School of Science, Beijing Jiaotong University; Beijing 100044, China.
Infrastructure Inspection Research Institute, China Academy of Railway Sciences Corporation Limited. Beijing 100081, China.
Sensors (Basel). 2020 Mar 2;20(5):1367. doi: 10.3390/s20051367.
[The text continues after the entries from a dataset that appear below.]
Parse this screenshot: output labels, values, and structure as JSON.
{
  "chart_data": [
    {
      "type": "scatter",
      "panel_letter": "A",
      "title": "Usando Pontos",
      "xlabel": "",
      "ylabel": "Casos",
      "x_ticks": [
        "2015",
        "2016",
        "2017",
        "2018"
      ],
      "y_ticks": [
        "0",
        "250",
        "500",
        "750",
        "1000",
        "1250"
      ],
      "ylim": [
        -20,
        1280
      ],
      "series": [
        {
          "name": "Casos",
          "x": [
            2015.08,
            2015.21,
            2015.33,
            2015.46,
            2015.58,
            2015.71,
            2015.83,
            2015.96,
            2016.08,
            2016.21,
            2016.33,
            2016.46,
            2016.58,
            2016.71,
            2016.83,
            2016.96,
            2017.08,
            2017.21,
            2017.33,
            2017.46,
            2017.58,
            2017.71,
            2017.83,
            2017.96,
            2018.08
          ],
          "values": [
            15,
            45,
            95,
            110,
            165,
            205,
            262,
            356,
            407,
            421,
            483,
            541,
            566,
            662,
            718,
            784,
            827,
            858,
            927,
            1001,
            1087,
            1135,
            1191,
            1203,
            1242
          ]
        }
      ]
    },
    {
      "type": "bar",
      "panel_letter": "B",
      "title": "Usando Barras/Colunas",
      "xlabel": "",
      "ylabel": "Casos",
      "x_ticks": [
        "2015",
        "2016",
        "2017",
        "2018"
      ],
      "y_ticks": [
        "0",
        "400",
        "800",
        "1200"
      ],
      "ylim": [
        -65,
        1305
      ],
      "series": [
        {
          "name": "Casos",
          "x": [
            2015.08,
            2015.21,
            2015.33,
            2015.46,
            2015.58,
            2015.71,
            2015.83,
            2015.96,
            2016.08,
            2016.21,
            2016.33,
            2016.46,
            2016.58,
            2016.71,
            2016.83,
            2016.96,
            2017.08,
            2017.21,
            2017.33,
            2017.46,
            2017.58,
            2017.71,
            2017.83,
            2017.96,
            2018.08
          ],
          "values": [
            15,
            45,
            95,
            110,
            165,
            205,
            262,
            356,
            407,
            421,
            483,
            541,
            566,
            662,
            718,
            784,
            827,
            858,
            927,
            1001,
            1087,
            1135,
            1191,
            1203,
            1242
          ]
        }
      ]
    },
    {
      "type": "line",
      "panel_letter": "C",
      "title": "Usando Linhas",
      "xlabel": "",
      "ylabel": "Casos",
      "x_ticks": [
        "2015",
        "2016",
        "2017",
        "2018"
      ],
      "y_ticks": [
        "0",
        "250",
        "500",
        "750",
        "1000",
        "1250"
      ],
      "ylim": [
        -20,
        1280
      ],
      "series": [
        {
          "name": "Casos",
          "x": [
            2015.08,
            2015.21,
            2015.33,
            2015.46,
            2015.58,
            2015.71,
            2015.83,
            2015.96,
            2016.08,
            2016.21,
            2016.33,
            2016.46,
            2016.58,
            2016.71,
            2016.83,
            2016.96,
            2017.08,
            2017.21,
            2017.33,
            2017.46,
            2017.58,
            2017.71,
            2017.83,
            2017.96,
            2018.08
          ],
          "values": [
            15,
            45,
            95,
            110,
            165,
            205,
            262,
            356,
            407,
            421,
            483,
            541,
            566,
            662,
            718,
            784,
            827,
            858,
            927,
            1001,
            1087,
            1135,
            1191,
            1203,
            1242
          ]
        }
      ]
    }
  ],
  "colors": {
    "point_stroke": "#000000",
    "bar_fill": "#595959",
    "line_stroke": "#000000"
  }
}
At present, the method of two-dimensional image recognition is mainly used to detect the abnormal fastener in the rail-track inspection system. However, the too-tight-or-too-loose fastener condition may cause the clip of the fastener to break or loose due to the high frequency vibration shock, which is difficult to detect from the two-dimensional image. In this practical application background, 3D visual detection technology provides a feasible solution. In this paper, we propose a fundamental multi-source visual data detection method, as well as an accurate and robust fastener location and nut or bolt segmentation algorithm. By combining two-dimensional intensity information and three-dimensional depth information generated by the projection of line structural light, the locating of nut or bolt position and accurate perception of height information can be realized in the dynamic running environment of railway. The experimental results show that the static measurement accuracy in the vertical direction using the structural light vision sensor is 0.1 mm under the laboratory condition, and the dynamic measurement accuracy is 0.5 mm under the dynamic train running environment. We use dynamic template matching algorithm to locate fasteners from 2D intensity map, which achieves 99.4% accuracy, then use the watershed algorithm to segment the nut and bolt from the corresponding depth image of located fastener. Finally, the 3D shape of the nut and bolt is analyzed to determine whether the nut or bolt height meets the local statistical threshold requirements, so as to detect the hidden danger of railway transportation caused by too loose or too tight fasteners.
目前,轨道检测系统中主要采用二维图像识别的方法来检测异常的紧固件。然而,由于高频振动冲击,过紧或过松的紧固件条件可能导致紧固件的夹子断裂或松动,这很难从二维图像中检测到。在这种实际应用背景下,3D 视觉检测技术提供了一个可行的解决方案。在本文中,我们提出了一种基本的多源视觉数据检测方法,以及一种准确和鲁棒的紧固件定位和螺母或螺栓分割算法。通过结合二维强度信息和由线结构光投影生成的三维深度信息,可以在铁路的动态运行环境中实现螺母或螺栓位置的定位和高度信息的精确感知。实验结果表明,结构光视觉传感器在实验室条件下的垂直方向静态测量精度为 0.1mm,在动态列车运行环境下的动态测量精度为 0.5mm。我们使用动态模板匹配算法从 2D 强度图中定位紧固件,其准确率达到 99.4%,然后使用分水岭算法从定位紧固件的相应深度图像中分割螺母和螺栓。最后,分析螺母和螺栓的 3D 形状,以确定螺母或螺栓的高度是否满足局部统计阈值要求,从而检测出由紧固件过紧或过松引起的铁路运输隐患。